From that point, I was no longer trying figure out what was wrong with me, I was trying to figure out what was IN BETWEEN me and the things I dreamed about pursuing. I began to dream again, and finally,I could feel my own personal journey of true transformation begin.

During this time, something I didn’t expect but could not avoid was a deep wrestling with my own faith. I have come to find find that deconstruction and emotional healing journeys quite often go hand in hand.

I had been born and raised in evangelical Christianity since birth, and went from Sunday School, to Youth Group, to Worship Ministry at a mega church and ten Ministry School in Northern California in my early 30’s without skipping a beat. My emotional crisis led me to some really tough questions about the context I had been given around emotional health from my church upbringing and my trauma therapy began to clash with the messages I was hearing every week. When evangelicalism is your entire worldview, questioning that can feel so deeply destabilizing...terrifying even. But it was essential and I’m so grateful I did. A very life-altering journey of taking apart the ideas I had been given from people I had been raised with or looked up to and gently reconstructing my spiritual belief systems was imperative. My new relationship with faith began to develop based on deep self-trust and connection with the Holy Spirit and it has become the most wonderfully grounding thing about my life.

While some that I deeply respect and admire have found their paths led them away from Church, my journey led me back to the essence of the Gospel of Jesus that I had fallen in love with as a kid, and returning to church felt risky, but compelling. While still so messy, I have been so deeply healed and nourished by returning to a church community. I carry within me my own deep sense of connection to God and a wide capacity for mystery and the imperfection of it all. It’s been really beautiful. Most of the people that find me now are Creatives who have their own complicated histories with Christianity, and its an honor to hold space for each of them as they develop integrated spiritual health and vibrancy. It can be scary, but its so worth it.
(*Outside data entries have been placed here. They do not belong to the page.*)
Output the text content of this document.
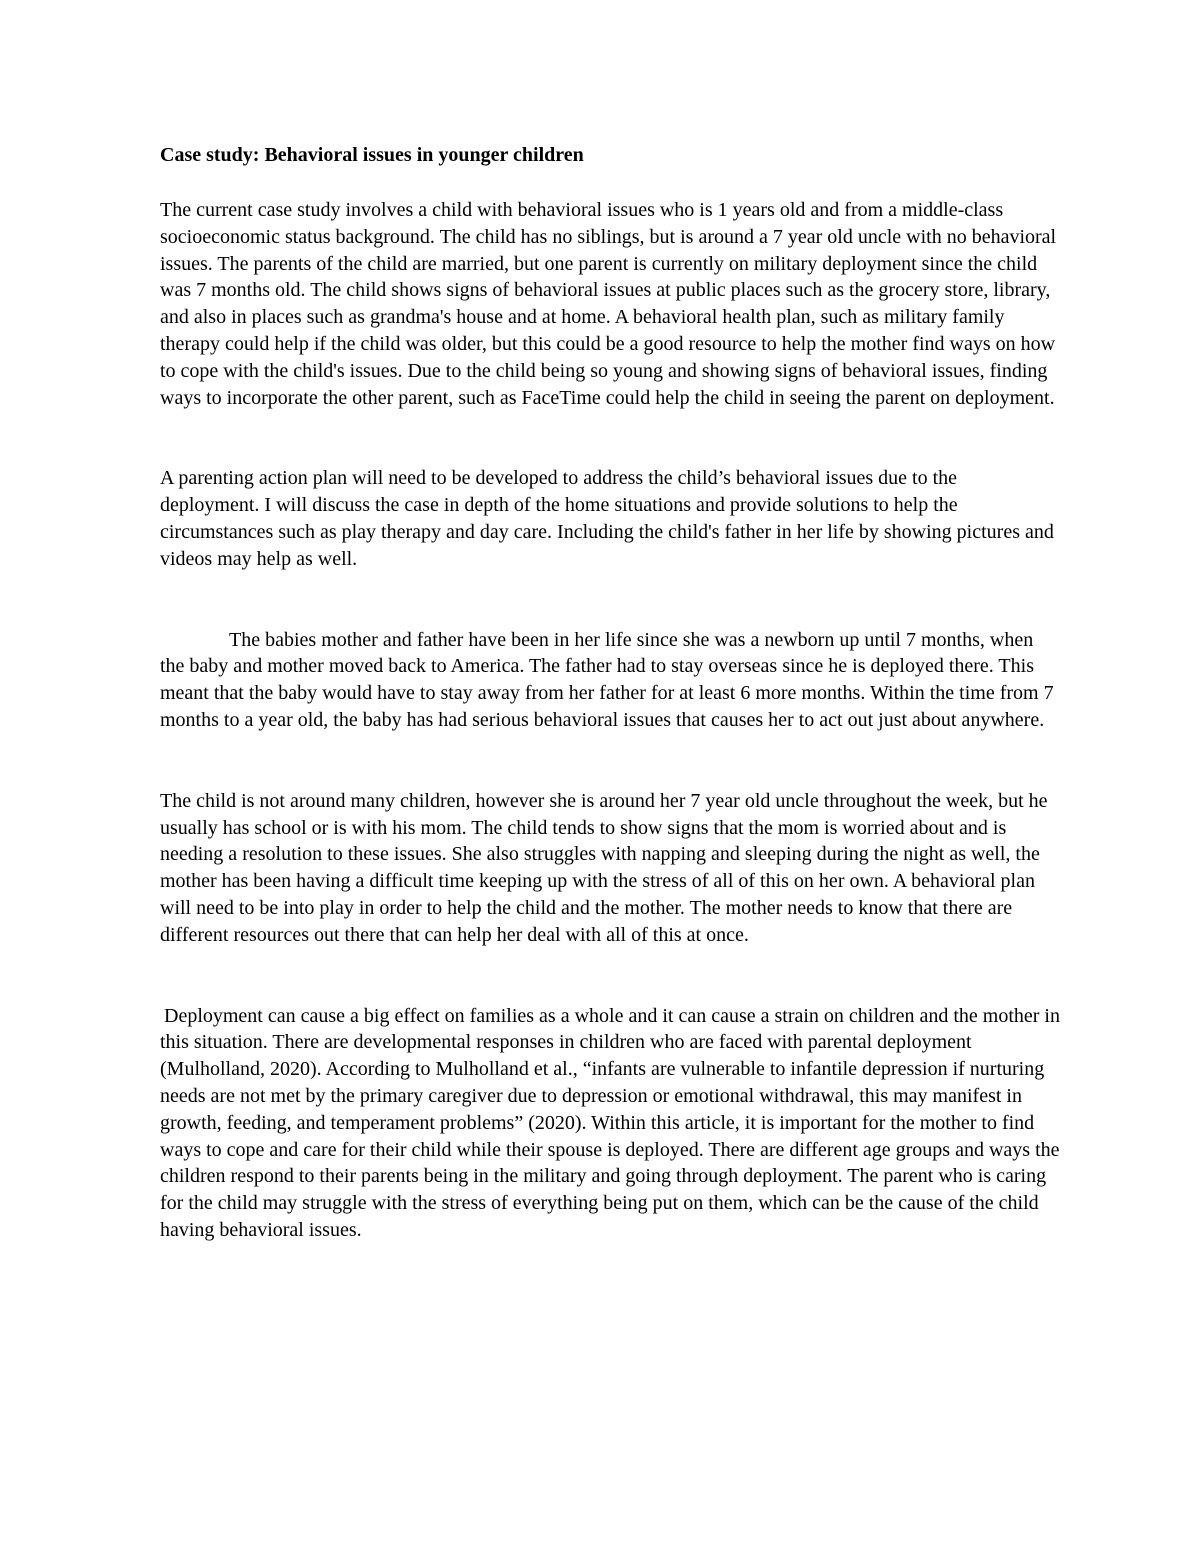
Case study: Behavioral issues in younger children

The current case study involves a child with behavioral issues who is 1 years old and from a middle-class socioeconomic status background. The child has no siblings, but is around a 7 year old uncle with no behavioral issues. The parents of the child are married, but one parent is currently on military deployment since the child was 7 months old. The child shows signs of behavioral issues at public places such as the grocery store, library, and also in places such as grandma's house and at home. A behavioral health plan, such as military family therapy could help if the child was older, but this could be a good resource to help the mother find ways on how to cope with the child's issues. Due to the child being so young and showing signs of behavioral issues, finding ways to incorporate the other parent, such as FaceTime could help the child in seeing the parent on deployment.

A parenting action plan will need to be developed to address the child’s behavioral issues due to the deployment. I will discuss the case in depth of the home situations and provide solutions to help the circumstances such as play therapy and day care. Including the child's father in her life by showing pictures and videos may help as well.

The babies mother and father have been in her life since she was a newborn up until 7 months, when the baby and mother moved back to America. The father had to stay overseas since he is deployed there. This meant that the baby would have to stay away from her father for at least 6 more months. Within the time from 7 months to a year old, the baby has had serious behavioral issues that causes her to act out just about anywhere.

The child is not around many children, however she is around her 7 year old uncle throughout the week, but he usually has school or is with his mom. The child tends to show signs that the mom is worried about and is needing a resolution to these issues. She also struggles with napping and sleeping during the night as well, the mother has been having a difficult time keeping up with the stress of all of this on her own. A behavioral plan will need to be into play in order to help the child and the mother. The mother needs to know that there are different resources out there that can help her deal with all of this at once.

Deployment can cause a big effect on families as a whole and it can cause a strain on children and the mother in this situation. There are developmental responses in children who are faced with parental deployment (Mulholland, 2020). According to Mulholland et al., “infants are vulnerable to infantile depression if nurturing needs are not met by the primary caregiver due to depression or emotional withdrawal, this may manifest in growth, feeding, and temperament problems” (2020). Within this article, it is important for the mother to find ways to cope and care for their child while their spouse is deployed. There are different age groups and ways the children respond to their parents being in the military and going through deployment. The parent who is caring for the child may struggle with the stress of everything being put on them, which can be the cause of the child having behavioral issues.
I have come to feel very certain that God is working to heal the world by the dreams he is putting on the hearts of those he creates. He knows full well, as trauma science shows, the your dreams will always require your healing. And once those dreams show you what needs to be healed, its time to actually live them out, which in turn, inspires and heals other people as well. I’m pretty obsessed with this beautiful design.

I barely recognize the near-constant panic and depression I used to live in, but I have deep compassion for that girl. Although life is still full of variables and challenges, there is a capability and hopefulness within me that only grows every single day. A deep study and healing of my nervous system was imperative to my health, and it is the context I live from, and teach others to live from as well. From a place of safety and regulation, there is color and joy and momentum towards all that I’ve always dreamed of building. Relationships are so much deeper, stillness and relaxation are safe, creativity is sustainable, and the gift of knowing that there isn’t anything I can’t handle as I move forward is not one I take for granted.

What’s more, the things I began to write down a few years ago, the things I wished were true about my life? I am currently living out so many of those things. I have seen them come true, and I am being invited to dream even bigger

It’s a miracle that I’m here today, but it is not a mystery. Healing is so possible, and my hope is that everything that I offer reminds you of who you truly are, helps you heal what’s in the way, and returns you to your creative power, once and for all.

I now help people from all walks of life do this exact thing, moving from surviving and problem-chasing into true life creativity. This is what I want to help you do as well.

I want to help you find your way home. 

It’s because of this journey I’ve been on that I can confidently say: with support and intention, you’re going to have the most beautiful life.